Expert evidence assisted Blair J in finding that the correct value of the property in December 2005 was €103 million, with a margin of error of 15% either side of that figure, allowing a range from €87.55 million to €118.45 million. Colliers had therefore provided a negligent valuation. The judge applied the so-called “SAAMCO” cap that limits recoverable damages to the difference between the negligent valuation and the true valuation at that time, concluding that Titan’s recoverable loss was therefore €135 million minus €103 million, giving €32 million.
This was a deeply pragmatic judgment. Blair J’s conclusion ensured that justice was achieved in this instance because Titan was contractually bound to distribute any damages it received to the note holders. As the judge stated: “all parties would get what they bargained for”. However, many CMBS products are similarly contractually structured, and therefore the ruling is likely to be of wider significance.
Although Colliers will seek permission to appeal on 28 November 2014, this case as it stands provides investors in CMBS products with a simplified route by which they can recover losses arising from the property market crash. Many valuations on which note holders may wish to found such actions were made more than six years ago, raising the spectre of a limitation defence. However, such claims in negligence could still be brought under section 14A of the Limitation Act 1980, which provides that a claimant has three years in which to bring a claim in negligence from the date when he acquired the requisite knowledge. The claimant may not become aware of the valuer’s potential negligence until the borrower defaults on the loan or the property is first revalued.

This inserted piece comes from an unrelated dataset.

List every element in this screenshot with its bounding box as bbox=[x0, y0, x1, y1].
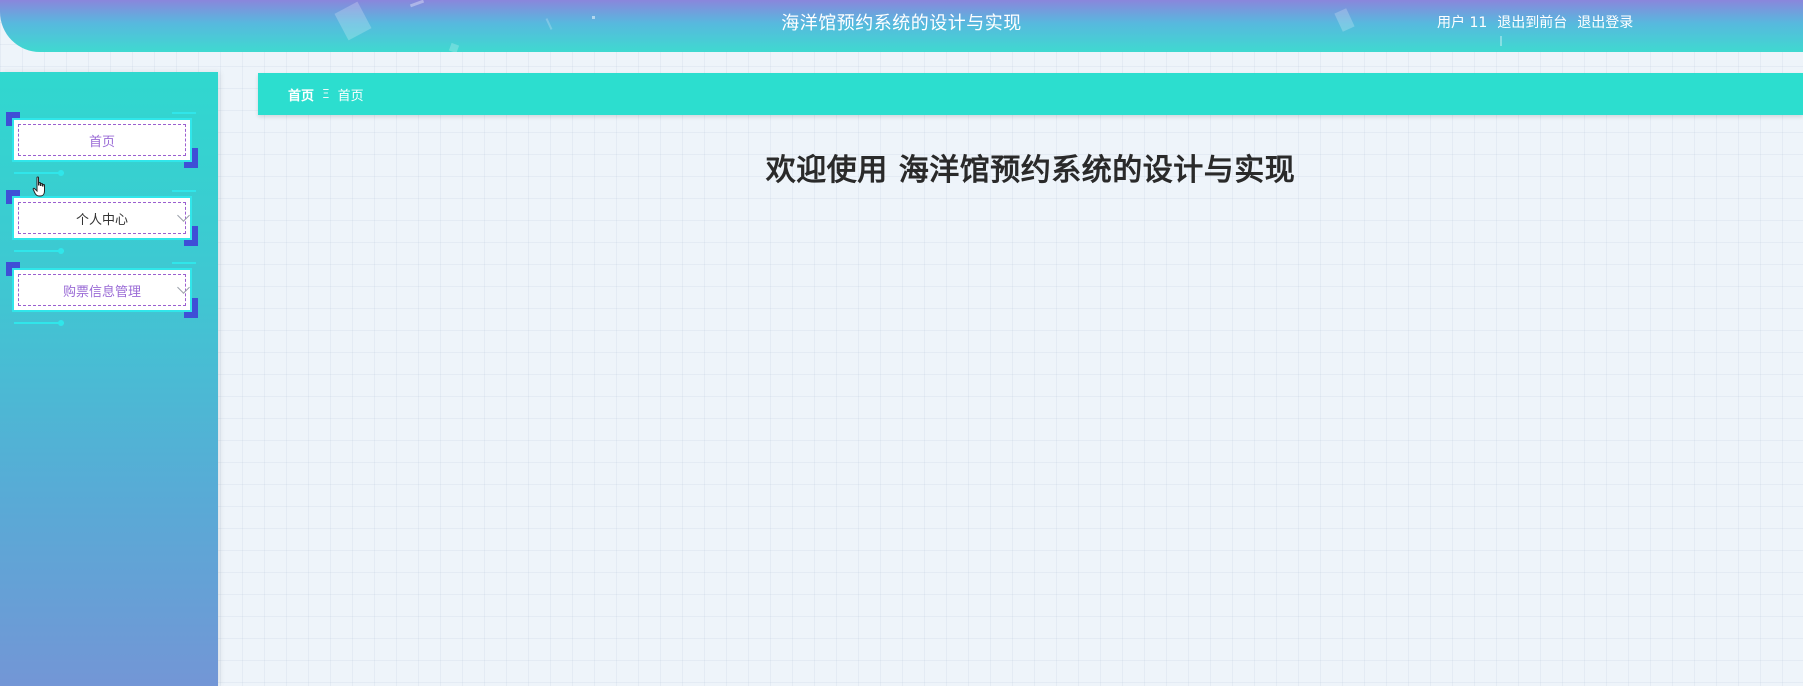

The residential real estate lending world has been alive to the fact that lenders and debt purchasers may be sat on claims that can be pursued against negligent professionals for some years now. Commercial real estate financiers and in particular CMBS providers have, however, been slow to recognise and pursue such claims. This could be because losses have not yet crystallised or because parties are unwilling to jeopardise ongoing commercial relationships. After Titan any reticence is far less likely to be due to a lack of awareness about when and how such claims can be pursued.